Met betrekking tot de vraag omtrent vooruitgang ten aanzien van democratie, goed bestuur en de rechtstaat is vastgesteld dat Armenië grote stappen vooruit heeft gemaakt sinds de fluwelen revolutie. Zo zijn de recente verkiezingen, net als de verkiezingen van 2018, als «eerlijk en vrij» bestempeld door de waarnemersmissie van de OVSE/ODIHR. De EU heeft, in het kader van het OP, bijna 1 miljoen euro bijgedragen aan de organisatie van deze verkiezingen via het UNDP Elections Basket Fund.5 Nederland leverde ook een bilaterale bijdrage van 100.000 euro. Ook op het vlak van corruptiebestrijding is veel vooruitgang zichtbaar. De NGO Freedom House beoordeelt de situatie in Armenië als «deels vrij».

In Azerbeidzjan is er op deze terreinen geen sprake van algehele vooruitgang. Freedom House bestempelt dit land al jaren als «onvrij».6 Ook verkiezingen in Azerbeidzjan zijn nog nooit als «eerlijk en vrij» beoordeeld door ODIHR.
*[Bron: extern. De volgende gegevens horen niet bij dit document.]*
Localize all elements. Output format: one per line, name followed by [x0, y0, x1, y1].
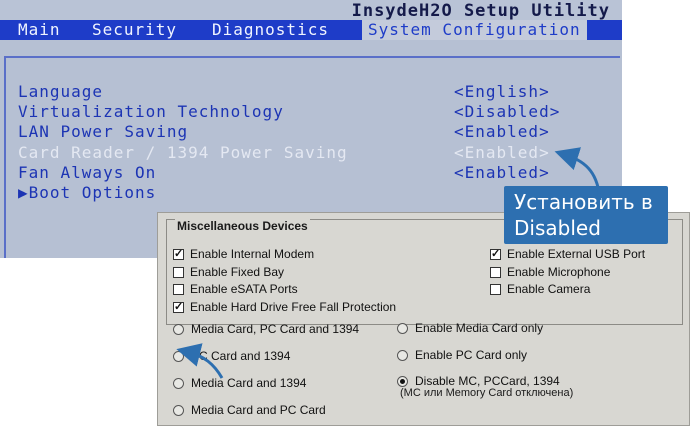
radio-disable-all[interactable]: Disable MC, PCCard, 1394	[397, 374, 560, 388]
radio-label: Media Card, PC Card and 1394	[191, 322, 360, 336]
setting-lan-power-saving-label[interactable]: LAN Power Saving	[18, 122, 188, 141]
radio-unselected-icon[interactable]	[173, 350, 184, 362]
tab-main[interactable]: Main	[18, 20, 61, 40]
setting-lan-power-saving-value[interactable]: <Enabled>	[454, 122, 550, 141]
setting-virtualization-value[interactable]: <Disabled>	[454, 102, 560, 121]
checkbox-fixed-bay[interactable]: Enable Fixed Bay	[173, 265, 284, 279]
setting-boot-options-label[interactable]: ▶Boot Options	[18, 183, 156, 202]
radio-label: Disable MC, PCCard, 1394	[415, 374, 560, 388]
annotation-note: (MC или Memory Card отключена)	[400, 387, 574, 399]
radio-pc-card-only[interactable]: Enable PC Card only	[397, 348, 527, 362]
setting-virtualization-label[interactable]: Virtualization Technology	[18, 102, 284, 121]
tab-diagnostics[interactable]: Diagnostics	[212, 20, 329, 40]
radio-selected-icon[interactable]	[397, 375, 408, 387]
setting-fan-always-on-label[interactable]: Fan Always On	[18, 163, 156, 182]
radio-unselected-icon[interactable]	[397, 349, 408, 361]
radio-media-card-only[interactable]: Enable Media Card only	[397, 321, 543, 335]
radio-unselected-icon[interactable]	[173, 404, 184, 416]
tab-security[interactable]: Security	[92, 20, 177, 40]
checkbox-unchecked-icon[interactable]	[490, 283, 501, 295]
tab-system-configuration[interactable]: System Configuration	[362, 20, 587, 40]
radio-unselected-icon[interactable]	[173, 323, 184, 335]
callout-line-2: Disabled	[514, 216, 601, 240]
setting-language-value[interactable]: <English>	[454, 82, 550, 101]
checkbox-label: Enable External USB Port	[507, 247, 646, 261]
radio-media-card-pc-card[interactable]: Media Card and PC Card	[173, 403, 326, 417]
checkbox-checked-icon[interactable]	[173, 247, 184, 260]
setting-card-reader-power-saving-value[interactable]: <Enabled>	[454, 143, 550, 162]
radio-pc-card-1394[interactable]: PC Card and 1394	[173, 349, 290, 363]
setting-fan-always-on-value[interactable]: <Enabled>	[454, 163, 550, 182]
checkbox-unchecked-icon[interactable]	[173, 266, 184, 278]
checkbox-label: Enable Hard Drive Free Fall Protection	[190, 300, 397, 314]
bios-title-bar: InsydeH2O Setup Utility	[0, 0, 622, 21]
radio-unselected-icon[interactable]	[173, 377, 184, 389]
radio-label: Media Card and PC Card	[191, 403, 326, 417]
radio-label: Media Card and 1394	[191, 376, 307, 390]
misc-devices-dialog: Miscellaneous Devices Enable Internal Mo…	[157, 212, 690, 426]
checkbox-label: Enable eSATA Ports	[190, 282, 298, 296]
radio-label: Enable PC Card only	[415, 348, 528, 362]
radio-label: Enable Media Card only	[415, 321, 544, 335]
checkbox-internal-modem[interactable]: Enable Internal Modem	[173, 247, 314, 261]
checkbox-camera[interactable]: Enable Camera	[490, 282, 590, 296]
checkbox-checked-icon[interactable]	[490, 247, 501, 260]
checkbox-checked-icon[interactable]	[173, 300, 184, 313]
radio-media-card-1394[interactable]: Media Card and 1394	[173, 376, 306, 390]
radio-unselected-icon[interactable]	[397, 322, 408, 334]
callout-line-1: Установить в	[514, 190, 653, 214]
setting-language-label[interactable]: Language	[18, 82, 103, 101]
checkbox-unchecked-icon[interactable]	[173, 283, 184, 295]
checkbox-label: Enable Microphone	[507, 265, 611, 279]
checkbox-esata-ports[interactable]: Enable eSATA Ports	[173, 282, 298, 296]
checkbox-label: Enable Fixed Bay	[190, 265, 285, 279]
bios-title: InsydeH2O Setup Utility	[351, 1, 610, 21]
radio-media-pc-1394[interactable]: Media Card, PC Card and 1394	[173, 322, 359, 336]
annotation-callout: Установить в Disabled	[504, 186, 668, 244]
setting-card-reader-power-saving-label[interactable]: Card Reader / 1394 Power Saving	[18, 143, 348, 162]
bios-menu-bar: Main Security Diagnostics System Configu…	[0, 20, 622, 40]
misc-devices-group-title: Miscellaneous Devices	[175, 219, 310, 233]
checkbox-external-usb-port[interactable]: Enable External USB Port	[490, 247, 645, 261]
checkbox-unchecked-icon[interactable]	[490, 266, 501, 278]
radio-label: PC Card and 1394	[191, 349, 291, 363]
checkbox-label: Enable Internal Modem	[190, 247, 315, 261]
checkbox-microphone[interactable]: Enable Microphone	[490, 265, 610, 279]
checkbox-hdd-free-fall-protection[interactable]: Enable Hard Drive Free Fall Protection	[173, 300, 396, 314]
checkbox-label: Enable Camera	[507, 282, 591, 296]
De leden van de D66-fractie lezen dat het kabinet zo snel mogelijk een UNESCO-missie op gang wil brengen. Zal dit de Nederlandse inzet zijn in de EU? Hoe kijken de andere lidstaten aan tegen zo’n missie en zijn hier middelen voor gereserveerd? Zo nee, is het kabinet bereid hiervoor middelen vrij te maken? Ligt deze internationale wens al bij de Minsk Groep van de OVSE? Zo nee, kunt u zich daarvoor diplomatiek inspannen?

8. Antwoord van het kabinet

UNESCO is met beide landen in overleg over het organiseren van diverse missies naar de regio met als doel het waarnemen van de staat waarin het cultureel erfgoed zich bevindt. Oorspronkelijk was afgesproken dat de eerste missie in de maand juni zou plaatsvinden. Er is echter tot nu toe geen overeenstemming bereikt met autoriteiten van de beide landen over de details van de missies. De Permanente Vertegenwoordiging van Nederland bij UNESCO heeft regelmatig contact met het UNESCO-secretariaat in Parijs over de stand van zaken. Het onderwerp wordt ook regelmatig in beide landen aan de orde gesteld door de EU. Ook de covoorzitters van de OVSE Minsk Groep hebben meermaals opgeroepen tot het beschermen van religieus en cultureel erfgoed.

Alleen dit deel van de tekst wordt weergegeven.